Endemic corruption swallows on the average about 20 per cent of the national budget annually, the Commission on Human Rights and Administrative Justice (CHRAJ), has said.
The amount represented over 300 per cent of all aid Ghana receives yearly and it translates into 25 per cent of 2016 annual budget estimate for foreign aids.
Mr Richard Quason, Deputy Commissioner of CHRAJ, said this at a stakeholders’ sensitisation forum on corruption reporting format to solicit the support of stakeholders for the National Anti-corruption Action Plan (NACAP) in Cape Coast.
He said the consequences of grand corruption has festered for years, affecting the quality delivery of services by institutions and stifled the rapid pace of accelerated national development.
On the Continent, an African Union report on corruption in year 2012 revealed that more than 148 billion dollars is lost to corruption every year and the amount are funds meant for projects, programmes and policies but were diverted into private pockets of corrupt public officials while the poor and the needy continue to suffer, impeding the continent’s progress in the process.

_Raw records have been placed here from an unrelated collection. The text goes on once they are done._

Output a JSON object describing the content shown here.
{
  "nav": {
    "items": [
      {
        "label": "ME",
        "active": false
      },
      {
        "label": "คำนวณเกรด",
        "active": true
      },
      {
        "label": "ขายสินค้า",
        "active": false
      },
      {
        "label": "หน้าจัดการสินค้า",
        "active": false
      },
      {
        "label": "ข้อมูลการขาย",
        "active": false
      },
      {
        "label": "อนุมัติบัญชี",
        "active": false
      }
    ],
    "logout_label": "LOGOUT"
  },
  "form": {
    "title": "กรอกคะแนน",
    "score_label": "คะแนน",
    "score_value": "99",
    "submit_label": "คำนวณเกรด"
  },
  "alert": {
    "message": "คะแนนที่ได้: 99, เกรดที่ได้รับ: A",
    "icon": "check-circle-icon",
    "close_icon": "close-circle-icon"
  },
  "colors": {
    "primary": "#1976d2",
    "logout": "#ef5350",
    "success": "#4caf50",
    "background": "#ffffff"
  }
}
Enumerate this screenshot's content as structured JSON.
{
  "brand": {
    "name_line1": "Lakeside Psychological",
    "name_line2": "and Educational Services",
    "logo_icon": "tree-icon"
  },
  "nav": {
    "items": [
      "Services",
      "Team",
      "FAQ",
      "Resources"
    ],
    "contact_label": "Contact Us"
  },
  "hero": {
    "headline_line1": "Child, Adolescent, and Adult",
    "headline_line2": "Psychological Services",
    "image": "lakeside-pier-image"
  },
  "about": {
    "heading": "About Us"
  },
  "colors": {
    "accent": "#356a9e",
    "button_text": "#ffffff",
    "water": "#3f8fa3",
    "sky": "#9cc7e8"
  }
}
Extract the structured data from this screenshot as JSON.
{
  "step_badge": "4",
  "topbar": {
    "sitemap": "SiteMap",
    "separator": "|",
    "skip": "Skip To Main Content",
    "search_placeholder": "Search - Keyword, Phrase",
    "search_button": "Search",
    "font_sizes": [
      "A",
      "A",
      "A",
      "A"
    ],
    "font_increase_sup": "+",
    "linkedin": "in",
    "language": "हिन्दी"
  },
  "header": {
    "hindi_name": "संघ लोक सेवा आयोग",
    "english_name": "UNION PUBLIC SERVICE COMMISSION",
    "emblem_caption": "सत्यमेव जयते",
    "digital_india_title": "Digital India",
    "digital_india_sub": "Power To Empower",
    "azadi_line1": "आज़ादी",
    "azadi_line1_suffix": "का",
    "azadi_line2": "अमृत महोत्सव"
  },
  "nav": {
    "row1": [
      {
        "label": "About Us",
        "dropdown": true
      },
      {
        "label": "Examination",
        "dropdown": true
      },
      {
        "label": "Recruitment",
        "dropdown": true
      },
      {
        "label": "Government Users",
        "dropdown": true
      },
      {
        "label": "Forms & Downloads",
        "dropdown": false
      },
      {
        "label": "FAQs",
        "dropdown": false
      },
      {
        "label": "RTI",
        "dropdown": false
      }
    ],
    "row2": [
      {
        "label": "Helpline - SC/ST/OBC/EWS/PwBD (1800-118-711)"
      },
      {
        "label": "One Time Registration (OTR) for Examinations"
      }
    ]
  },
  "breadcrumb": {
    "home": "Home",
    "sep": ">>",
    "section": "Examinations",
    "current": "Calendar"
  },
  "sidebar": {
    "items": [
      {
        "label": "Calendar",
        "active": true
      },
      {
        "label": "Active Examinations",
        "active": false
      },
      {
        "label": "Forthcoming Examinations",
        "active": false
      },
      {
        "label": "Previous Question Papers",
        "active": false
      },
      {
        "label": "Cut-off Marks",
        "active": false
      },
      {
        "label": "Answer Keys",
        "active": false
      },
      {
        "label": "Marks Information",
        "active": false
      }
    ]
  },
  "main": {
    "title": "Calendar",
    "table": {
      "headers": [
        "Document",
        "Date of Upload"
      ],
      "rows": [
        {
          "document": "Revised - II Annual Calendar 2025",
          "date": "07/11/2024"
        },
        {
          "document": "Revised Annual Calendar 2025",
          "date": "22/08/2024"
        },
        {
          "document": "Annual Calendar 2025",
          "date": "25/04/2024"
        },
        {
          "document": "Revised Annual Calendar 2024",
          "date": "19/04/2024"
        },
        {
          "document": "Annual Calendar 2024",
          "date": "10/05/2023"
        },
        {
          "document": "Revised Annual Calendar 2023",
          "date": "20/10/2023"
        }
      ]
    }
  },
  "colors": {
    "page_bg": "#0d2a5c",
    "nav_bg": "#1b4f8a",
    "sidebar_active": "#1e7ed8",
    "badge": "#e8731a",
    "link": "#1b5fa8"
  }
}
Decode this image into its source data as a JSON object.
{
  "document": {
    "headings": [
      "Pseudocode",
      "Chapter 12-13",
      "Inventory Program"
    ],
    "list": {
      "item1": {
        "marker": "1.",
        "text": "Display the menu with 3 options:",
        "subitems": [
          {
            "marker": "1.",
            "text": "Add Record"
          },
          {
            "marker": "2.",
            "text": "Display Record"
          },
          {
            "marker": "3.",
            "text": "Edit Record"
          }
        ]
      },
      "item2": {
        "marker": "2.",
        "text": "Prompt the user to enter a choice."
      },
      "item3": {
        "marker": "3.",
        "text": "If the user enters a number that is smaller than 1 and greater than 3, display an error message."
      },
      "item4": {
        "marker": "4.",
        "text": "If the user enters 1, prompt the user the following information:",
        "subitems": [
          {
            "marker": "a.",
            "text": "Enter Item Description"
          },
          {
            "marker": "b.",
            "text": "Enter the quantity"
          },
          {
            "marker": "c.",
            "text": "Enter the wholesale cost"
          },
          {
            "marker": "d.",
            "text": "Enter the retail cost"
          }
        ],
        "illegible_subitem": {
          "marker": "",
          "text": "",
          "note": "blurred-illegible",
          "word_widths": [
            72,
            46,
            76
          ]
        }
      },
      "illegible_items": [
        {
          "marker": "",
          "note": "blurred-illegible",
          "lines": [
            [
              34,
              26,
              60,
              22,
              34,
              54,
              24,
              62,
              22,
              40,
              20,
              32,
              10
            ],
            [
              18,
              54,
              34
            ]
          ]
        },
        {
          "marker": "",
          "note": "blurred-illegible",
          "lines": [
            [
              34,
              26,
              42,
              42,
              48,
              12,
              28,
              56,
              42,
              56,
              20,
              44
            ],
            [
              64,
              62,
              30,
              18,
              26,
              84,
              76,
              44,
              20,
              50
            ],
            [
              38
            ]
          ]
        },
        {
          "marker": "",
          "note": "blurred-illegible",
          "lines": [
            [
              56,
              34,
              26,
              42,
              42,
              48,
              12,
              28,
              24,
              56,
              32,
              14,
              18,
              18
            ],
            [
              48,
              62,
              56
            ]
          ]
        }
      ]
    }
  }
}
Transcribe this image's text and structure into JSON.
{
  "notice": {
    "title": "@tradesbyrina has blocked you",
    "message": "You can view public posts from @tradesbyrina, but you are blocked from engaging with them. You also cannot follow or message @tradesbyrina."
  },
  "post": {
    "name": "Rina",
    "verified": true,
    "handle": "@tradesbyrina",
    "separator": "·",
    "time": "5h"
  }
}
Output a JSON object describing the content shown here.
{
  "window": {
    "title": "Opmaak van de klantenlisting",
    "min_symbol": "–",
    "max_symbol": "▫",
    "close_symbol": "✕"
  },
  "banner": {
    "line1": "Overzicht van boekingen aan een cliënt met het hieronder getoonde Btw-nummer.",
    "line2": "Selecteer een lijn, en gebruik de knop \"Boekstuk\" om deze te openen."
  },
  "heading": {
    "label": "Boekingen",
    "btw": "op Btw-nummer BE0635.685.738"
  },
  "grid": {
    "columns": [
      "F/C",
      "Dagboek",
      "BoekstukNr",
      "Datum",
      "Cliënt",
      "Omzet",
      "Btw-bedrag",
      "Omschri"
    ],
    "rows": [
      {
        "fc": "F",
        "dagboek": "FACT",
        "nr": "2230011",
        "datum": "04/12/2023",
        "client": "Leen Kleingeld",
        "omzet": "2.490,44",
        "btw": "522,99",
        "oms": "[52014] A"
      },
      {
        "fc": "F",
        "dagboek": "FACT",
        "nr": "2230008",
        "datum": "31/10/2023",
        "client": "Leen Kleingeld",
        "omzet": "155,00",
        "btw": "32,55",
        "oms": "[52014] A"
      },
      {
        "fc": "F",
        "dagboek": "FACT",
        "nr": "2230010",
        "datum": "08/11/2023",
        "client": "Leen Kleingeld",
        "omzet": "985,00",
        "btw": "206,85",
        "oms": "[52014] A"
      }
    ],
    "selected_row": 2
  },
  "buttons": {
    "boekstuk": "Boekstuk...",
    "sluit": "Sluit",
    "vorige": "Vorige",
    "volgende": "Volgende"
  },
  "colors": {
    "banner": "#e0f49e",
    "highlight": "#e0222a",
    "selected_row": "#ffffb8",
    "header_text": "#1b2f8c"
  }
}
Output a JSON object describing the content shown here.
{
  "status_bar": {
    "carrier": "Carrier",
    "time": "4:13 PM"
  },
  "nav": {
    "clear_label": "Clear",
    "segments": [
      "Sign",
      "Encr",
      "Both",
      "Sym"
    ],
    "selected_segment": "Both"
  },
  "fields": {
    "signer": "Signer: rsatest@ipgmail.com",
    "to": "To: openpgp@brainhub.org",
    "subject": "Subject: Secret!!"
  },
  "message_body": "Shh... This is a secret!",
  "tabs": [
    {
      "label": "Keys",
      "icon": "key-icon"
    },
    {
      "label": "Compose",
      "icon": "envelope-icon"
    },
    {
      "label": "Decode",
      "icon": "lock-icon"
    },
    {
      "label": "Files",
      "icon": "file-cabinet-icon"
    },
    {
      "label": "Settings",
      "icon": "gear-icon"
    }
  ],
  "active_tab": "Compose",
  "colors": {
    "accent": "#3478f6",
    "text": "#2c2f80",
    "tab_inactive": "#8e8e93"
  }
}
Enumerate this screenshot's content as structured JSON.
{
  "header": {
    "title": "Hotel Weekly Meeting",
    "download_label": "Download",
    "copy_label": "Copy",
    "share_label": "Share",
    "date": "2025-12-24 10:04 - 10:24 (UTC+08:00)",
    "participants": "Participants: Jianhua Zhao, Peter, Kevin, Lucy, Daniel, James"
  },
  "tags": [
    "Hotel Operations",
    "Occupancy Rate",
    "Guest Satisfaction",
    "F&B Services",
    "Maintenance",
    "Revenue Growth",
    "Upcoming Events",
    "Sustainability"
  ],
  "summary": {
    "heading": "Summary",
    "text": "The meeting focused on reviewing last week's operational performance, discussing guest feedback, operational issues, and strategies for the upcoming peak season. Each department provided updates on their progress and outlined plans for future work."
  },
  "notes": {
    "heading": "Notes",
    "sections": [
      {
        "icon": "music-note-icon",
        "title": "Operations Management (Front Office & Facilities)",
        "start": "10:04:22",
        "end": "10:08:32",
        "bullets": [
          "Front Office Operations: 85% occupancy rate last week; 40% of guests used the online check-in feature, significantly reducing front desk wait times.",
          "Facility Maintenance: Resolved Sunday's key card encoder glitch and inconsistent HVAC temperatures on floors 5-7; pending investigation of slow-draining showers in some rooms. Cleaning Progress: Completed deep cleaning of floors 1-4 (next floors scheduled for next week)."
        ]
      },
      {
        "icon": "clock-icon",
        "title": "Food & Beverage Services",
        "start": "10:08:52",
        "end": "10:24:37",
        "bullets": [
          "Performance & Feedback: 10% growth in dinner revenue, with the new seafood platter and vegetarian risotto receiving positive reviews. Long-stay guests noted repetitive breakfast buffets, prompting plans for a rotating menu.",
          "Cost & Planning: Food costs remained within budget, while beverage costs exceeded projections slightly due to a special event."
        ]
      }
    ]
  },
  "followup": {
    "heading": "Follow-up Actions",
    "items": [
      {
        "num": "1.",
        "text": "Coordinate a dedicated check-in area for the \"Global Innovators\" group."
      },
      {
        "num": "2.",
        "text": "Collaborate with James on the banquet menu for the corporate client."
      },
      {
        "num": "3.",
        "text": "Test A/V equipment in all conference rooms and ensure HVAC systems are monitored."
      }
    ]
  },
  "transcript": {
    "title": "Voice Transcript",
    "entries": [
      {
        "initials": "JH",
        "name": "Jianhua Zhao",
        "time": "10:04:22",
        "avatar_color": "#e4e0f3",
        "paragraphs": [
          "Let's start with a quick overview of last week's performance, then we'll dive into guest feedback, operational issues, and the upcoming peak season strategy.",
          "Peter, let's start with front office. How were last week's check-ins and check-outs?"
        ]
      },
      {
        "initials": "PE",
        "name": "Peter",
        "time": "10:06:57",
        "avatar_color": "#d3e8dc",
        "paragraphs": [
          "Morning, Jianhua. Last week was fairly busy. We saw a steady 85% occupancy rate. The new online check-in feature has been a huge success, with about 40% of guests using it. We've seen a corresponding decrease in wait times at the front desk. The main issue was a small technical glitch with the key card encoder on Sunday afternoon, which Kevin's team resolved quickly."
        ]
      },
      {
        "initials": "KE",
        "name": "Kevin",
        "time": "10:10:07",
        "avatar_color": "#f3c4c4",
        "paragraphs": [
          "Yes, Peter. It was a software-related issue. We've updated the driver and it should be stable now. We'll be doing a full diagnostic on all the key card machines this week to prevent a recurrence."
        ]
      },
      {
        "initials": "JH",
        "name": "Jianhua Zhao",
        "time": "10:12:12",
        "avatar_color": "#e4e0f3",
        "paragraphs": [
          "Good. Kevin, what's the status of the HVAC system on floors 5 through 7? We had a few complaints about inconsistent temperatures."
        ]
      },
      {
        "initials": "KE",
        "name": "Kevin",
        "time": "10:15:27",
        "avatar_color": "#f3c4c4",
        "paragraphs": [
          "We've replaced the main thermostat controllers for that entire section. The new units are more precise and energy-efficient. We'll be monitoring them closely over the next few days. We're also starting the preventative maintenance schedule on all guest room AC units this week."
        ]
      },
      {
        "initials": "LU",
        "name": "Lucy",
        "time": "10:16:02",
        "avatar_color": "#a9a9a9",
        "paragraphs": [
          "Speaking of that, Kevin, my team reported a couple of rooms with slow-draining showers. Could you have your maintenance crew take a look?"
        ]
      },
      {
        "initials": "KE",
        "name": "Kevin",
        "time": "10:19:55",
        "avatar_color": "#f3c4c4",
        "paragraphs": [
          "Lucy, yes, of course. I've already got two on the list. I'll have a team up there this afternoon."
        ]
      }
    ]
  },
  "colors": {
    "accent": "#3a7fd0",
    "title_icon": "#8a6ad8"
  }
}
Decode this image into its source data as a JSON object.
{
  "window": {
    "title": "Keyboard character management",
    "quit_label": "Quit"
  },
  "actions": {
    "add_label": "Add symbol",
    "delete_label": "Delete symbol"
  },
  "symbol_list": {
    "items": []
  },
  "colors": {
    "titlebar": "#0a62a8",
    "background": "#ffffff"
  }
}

Mr Quayson called on all stakeholders to employ all the necessary mechanisms to detect, prevent or help eradicate corruption and its related offences in public and private sectors in the country.
He said without a change of laws, attitudes and mentality on the part of the people to defeat the menace, it would be very difficult to achieve the objectives of the Sustainable Development Goals (SDGs) for unimpeded access to education, health and information.
The Deputy Commissioner of CHRAJ urged Ghanaians to change the habit of seeing corruption as normal and develop a strong a abhorrence for it.
He mentioned public cynicism, apathy towards corruption, limited awareness on impact of corruption on fundamental human rights, weak political will and politicization of corruption cases and weak public financial management systems as some of the setback in the fight against the canker.
The rest of the issues are: limited investigative journalism; weak enforcement of legislation; weak assets declaration regime; limited attention to gender in anti-corruption programme; unregulated discretion in the use of public authority and international cooperation.
Mrs Mary Adda, Programmes Manager for Ghana Integrity Initiative (GII), said the anti-corruption agency and partners through NACAP was addressing issues relating to the public’s seemingly acceptance of corruption and the linkage between human rights and corruption.
She said the main objective of any corruption prevention strategy was to reduce the opportunity for, and occurrence of corruption adding that “the public refusal to engage in corrupt practices through increased awareness creation was the way to end it.”
Mrs Adda said her organisation will continue to work to ensure that anti-corruption measures were put in place for under-resourced anti-corruption agencies and independent governance institutions; and weak co-ordination and collaboration among anti-corruption agencies were addressed.